People with latent TB infection (LTBI) are infected with TB bacteria but their immune system has kept it under control. People with latent TB are not sick and cannot infect other people. Yet, people with latent TB can develop active TB at any time and should talk to their healthcare provider about treatment.
Bacteria causes tuberculosis, and antibiotics can cure it. The two stages of TB are infection and disease.

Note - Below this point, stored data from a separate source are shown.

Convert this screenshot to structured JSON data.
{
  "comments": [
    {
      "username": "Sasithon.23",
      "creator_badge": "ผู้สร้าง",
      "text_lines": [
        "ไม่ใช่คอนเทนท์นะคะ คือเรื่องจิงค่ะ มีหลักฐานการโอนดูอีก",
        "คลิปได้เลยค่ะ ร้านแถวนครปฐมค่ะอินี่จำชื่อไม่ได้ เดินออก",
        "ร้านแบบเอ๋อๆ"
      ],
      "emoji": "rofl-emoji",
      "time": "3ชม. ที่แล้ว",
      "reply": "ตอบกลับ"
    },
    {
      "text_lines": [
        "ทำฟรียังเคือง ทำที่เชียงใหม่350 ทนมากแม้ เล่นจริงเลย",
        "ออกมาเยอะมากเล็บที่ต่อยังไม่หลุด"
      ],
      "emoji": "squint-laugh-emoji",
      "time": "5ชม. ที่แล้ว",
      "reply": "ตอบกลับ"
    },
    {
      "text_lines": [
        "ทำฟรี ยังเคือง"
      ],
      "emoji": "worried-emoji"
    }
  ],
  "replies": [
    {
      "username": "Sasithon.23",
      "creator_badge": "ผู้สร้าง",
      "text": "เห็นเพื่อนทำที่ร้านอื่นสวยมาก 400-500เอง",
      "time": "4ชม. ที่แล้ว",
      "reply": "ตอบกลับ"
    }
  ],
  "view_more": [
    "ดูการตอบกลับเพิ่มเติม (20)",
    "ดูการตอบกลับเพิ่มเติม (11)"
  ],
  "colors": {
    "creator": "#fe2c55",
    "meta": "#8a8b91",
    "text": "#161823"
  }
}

People with active TB have been infected with TB bacteria and their immune system is no longer able to control it. People may become very sick and die without treatment. TB bacteria can infect any part of the body and cause disease, but most people who get TB will have it in their lungs. A person with active TB in the lungs or throat can spread the bacteria to others when they cough, laugh, sneeze, sing or shout.
Anyone exposed to a person with TB can become infected but TB is not easily spread. Spreading TB requires spending long periods of time in a closed space, such as a house with all the windows shut. TB is common in many parts of the world, and about one-third of the world’s population is infected with TB bacteria. TB is not common in the United States, Washington State, or Pierce County.
People at most risk for TB exposure are:
- People who were born in or travel to areas of the world where TB is common. TB is widespread in Central and South America, Eastern Europe, Africa and Asia.
- People who live or work in crowded areas such as shelters, nursing homes, treatment centers or jails. This happens because someone who is sick can spread TB to others in closed spaces.
- People who work in healthcare.
- People who live with someone with active TB.
- People with HIV/AIDS.
- People recently exposed to someone with TB.
- Children less than 4 years of age.
- People with diabetes, lung disease, kidney disease, cancer, organ transplants, or other conditions that weaken the immune system.
- People who are underweight or take medications that lower immune system function.
- People who smoke tobacco.
The two types of tests for TB infection are:
- a skin test (TST).
- a blood test.
For a skin test, medical staff inject a very small amount of test liquid (not TB bacteria) into a person’s arm. Medical staff then read the test 2-3 days later by looking for a reaction.
For a TB blood test, you will have blood drawn. It requires only one visit and the results usually are available within one week.
Talk to your healthcare provider about the test. Many clinics and provider offices can do the testing. Call the provider first to see if you need to schedule an appointment and the cost of the test. If you do not have a regular provider, please go to one of the clinics listed but call first for pricing information.
If you are concerned that you have been exposed to TB, contact your healthcare provider or the health department.
Your healthcare provider can test you for TB. If the test is positive, you need a chest x-ray and physical exam to make sure you are not sick with TB. People with a positive test, no TB symptoms and a negative physical exam do not have TB disease. They are infected with TB but are not contagious.
If your provider says you are infected with TB, they will talk with you about taking antibiotics to kill the TB bacteria.
Washington State Law requires healthcare providers to report all cases of active TB to the local health department. Health department staff work with all patients who have active TB to make sure they get treatment to cure the disease.
We do not vaccinate against TB in the United States. In countries where TB is common, many children receive BCG vaccine. This vaccine works well to prevent infants and children from dying of TB. However, it wears off over time and doesn’t protect children or adults from becoming infected with TB.